Les évolutions ont également permis à Hülkenberg – et surtout au rookie Gabriel Bortoleto – de se sentir plus à l'aise au volant de la monoplace, ce qui a amélioré sa régularité, notamment sur un tour lancé, quand les pilotes doivent vraiment exploiter la voiture à la limite.

"Je pense qu'on a tous vu une vraie confiance chez les deux pilotes depuis Barcelone", a ajouté Wheatley. "Et, je pense que c'est ça... Avant, la voiture était très pointue. Vous avez sans doute remarqué qu'il était difficile pour les pilotes de progresser régulièrement en qualifications, ce qui était l'un de nos gros problèmes. Je me souviens qu'à Djeddah, même au freinage du virage 1, les deux pilotes avaient du mal à bien gérer ça. Maintenant, on n'en parle même plus."
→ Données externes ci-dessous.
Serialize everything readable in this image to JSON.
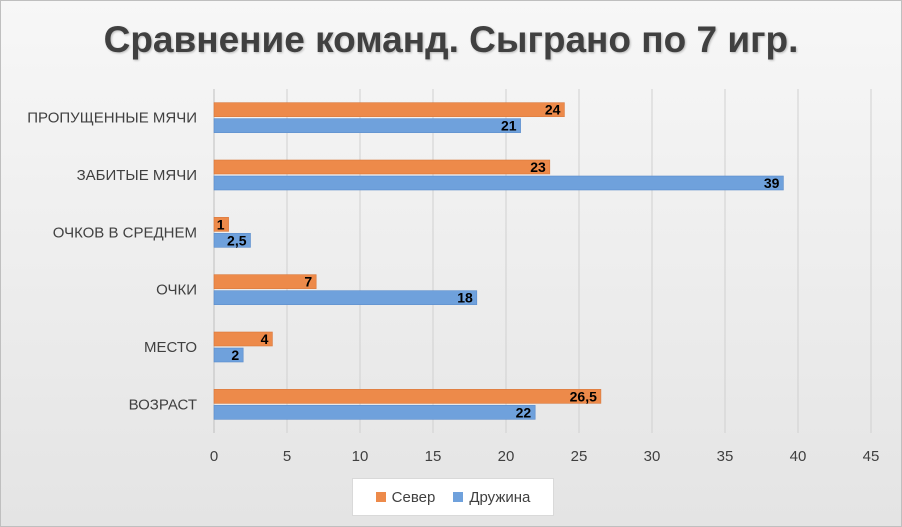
{
  "chart_data": {
    "type": "bar",
    "orientation": "horizontal",
    "title": "Сравнение команд. Сыграно по 7 игр.",
    "categories": [
      "ВОЗРАСТ",
      "МЕСТО",
      "ОЧКИ",
      "ОЧКОВ В СРЕДНЕМ",
      "ЗАБИТЫЕ МЯЧИ",
      "ПРОПУЩЕННЫЕ МЯЧИ"
    ],
    "series": [
      {
        "name": "Север",
        "color": "#ED8A4A",
        "values": [
          26.5,
          4,
          7,
          1,
          23,
          24
        ],
        "labels": [
          "26,5",
          "4",
          "7",
          "1",
          "23",
          "24"
        ]
      },
      {
        "name": "Дружина",
        "color": "#6FA1DC",
        "values": [
          22,
          2,
          18,
          2.5,
          39,
          21
        ],
        "labels": [
          "22",
          "2",
          "18",
          "2,5",
          "39",
          "21"
        ]
      }
    ],
    "xlim": [
      0,
      45
    ],
    "xticks": [
      0,
      5,
      10,
      15,
      20,
      25,
      30,
      35,
      40,
      45
    ],
    "grid": true,
    "legend_position": "bottom"
  }
}
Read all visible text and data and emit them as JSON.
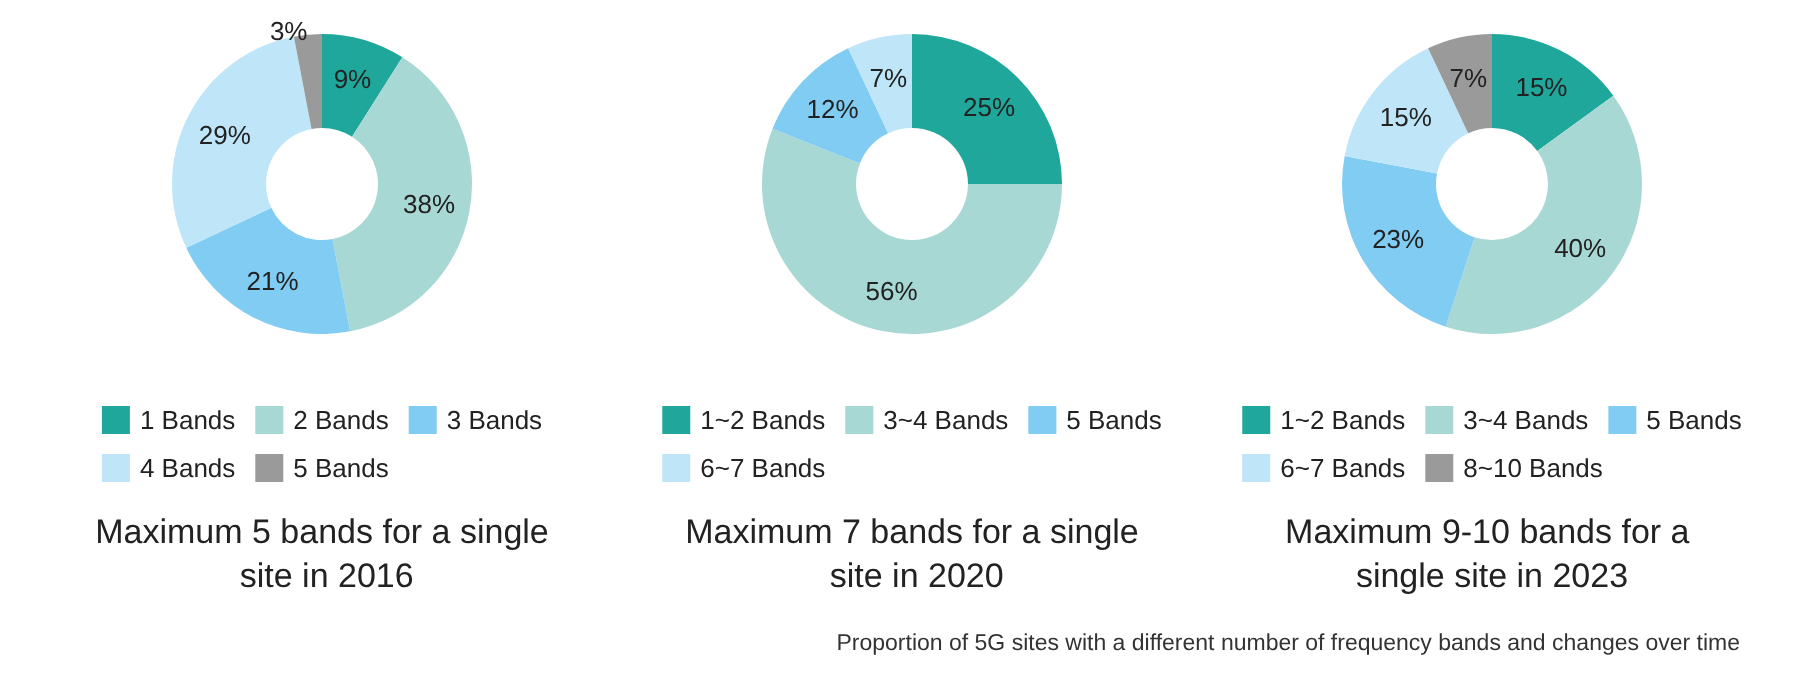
{
  "chart_data": [
    {
      "type": "donut",
      "title": "Maximum 5 bands for a single site in 2016",
      "categories": [
        "1 Bands",
        "2 Bands",
        "3 Bands",
        "4 Bands",
        "5 Bands"
      ],
      "values": [
        9,
        38,
        21,
        29,
        3
      ],
      "colors": [
        "#1fa79c",
        "#a8d8d3",
        "#80ccf2",
        "#bfe5f8",
        "#9a9a9a"
      ],
      "value_labels": [
        "9%",
        "38%",
        "21%",
        "29%",
        "3%"
      ],
      "legend": "bottom"
    },
    {
      "type": "donut",
      "title": "Maximum 7 bands for a single site in 2020",
      "categories": [
        "1~2 Bands",
        "3~4 Bands",
        "5 Bands",
        "6~7 Bands"
      ],
      "values": [
        25,
        56,
        12,
        7
      ],
      "colors": [
        "#1fa79c",
        "#a8d8d3",
        "#80ccf2",
        "#bfe5f8"
      ],
      "value_labels": [
        "25%",
        "56%",
        "12%",
        "7%"
      ],
      "legend": "bottom"
    },
    {
      "type": "donut",
      "title": "Maximum 9-10 bands for a single site in 2023",
      "categories": [
        "1~2 Bands",
        "3~4 Bands",
        "5 Bands",
        "6~7 Bands",
        "8~10 Bands"
      ],
      "values": [
        15,
        40,
        23,
        15,
        7
      ],
      "colors": [
        "#1fa79c",
        "#a8d8d3",
        "#80ccf2",
        "#bfe5f8",
        "#9a9a9a"
      ],
      "value_labels": [
        "15%",
        "40%",
        "23%",
        "15%",
        "7%"
      ],
      "legend": "bottom",
      "annotations": [
        "Proportion of 5G sites with a different number of frequency bands and changes over time"
      ]
    }
  ]
}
Nico Hulkenberg, Sauber, Isack Hadjar, Racing Bulls Team

Nico Hulkenberg, Sauber, Isack Hadjar, Racing Bulls Team

Photo by: Andy Hone/ LAT Images via Getty Images

Mais comme Williams a mis fin prématurément au développement 2025 pour se concentrer pleinement sur 2026, l'avance qu'elle s'était construite lors des huit premières courses de la saison ne paraît soudainement plus si confortable. Sauber n'est plus qu'à 18 points, avec Racing Bulls et Aston Martin cinq unités plus loin. La lutte pour la cinquième place est donc loin d'être terminée.
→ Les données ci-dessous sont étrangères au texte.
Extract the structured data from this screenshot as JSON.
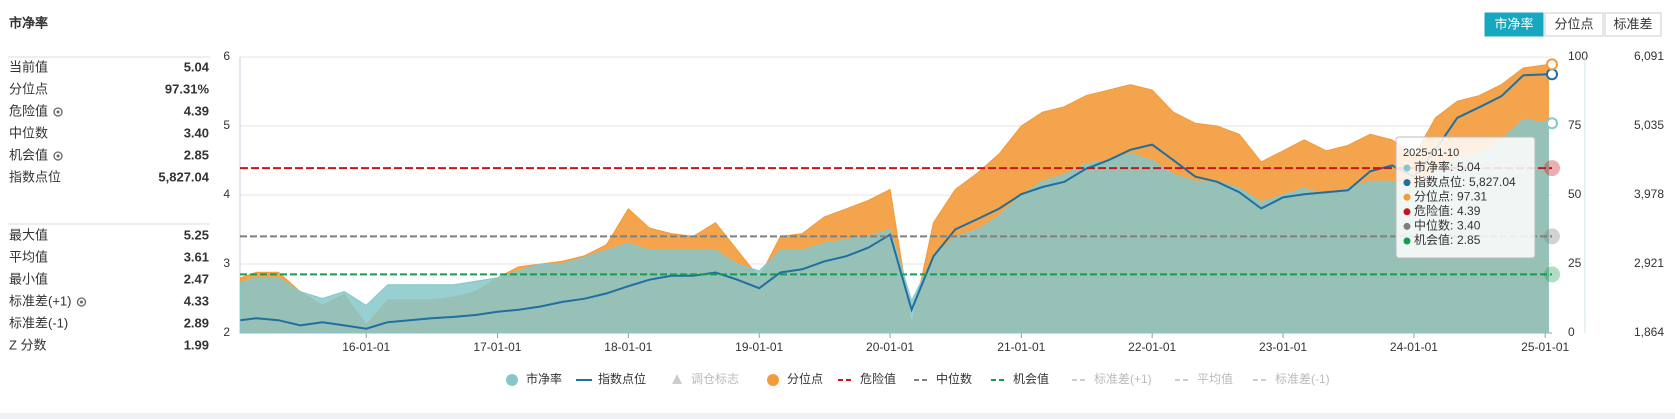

"On va prendre les courses une par une", a expliqué Wheatley au sujet du classement constructeurs. "On savoure notre course. On a encore apporté de la performance sur la voiture ce week-end. Voyons ce que Spa nous réserve. On a encore un très long chemin à parcourir pour arriver là où on veut être en tant qu'équipe. Mais c'est une belle étape sur ce chemin."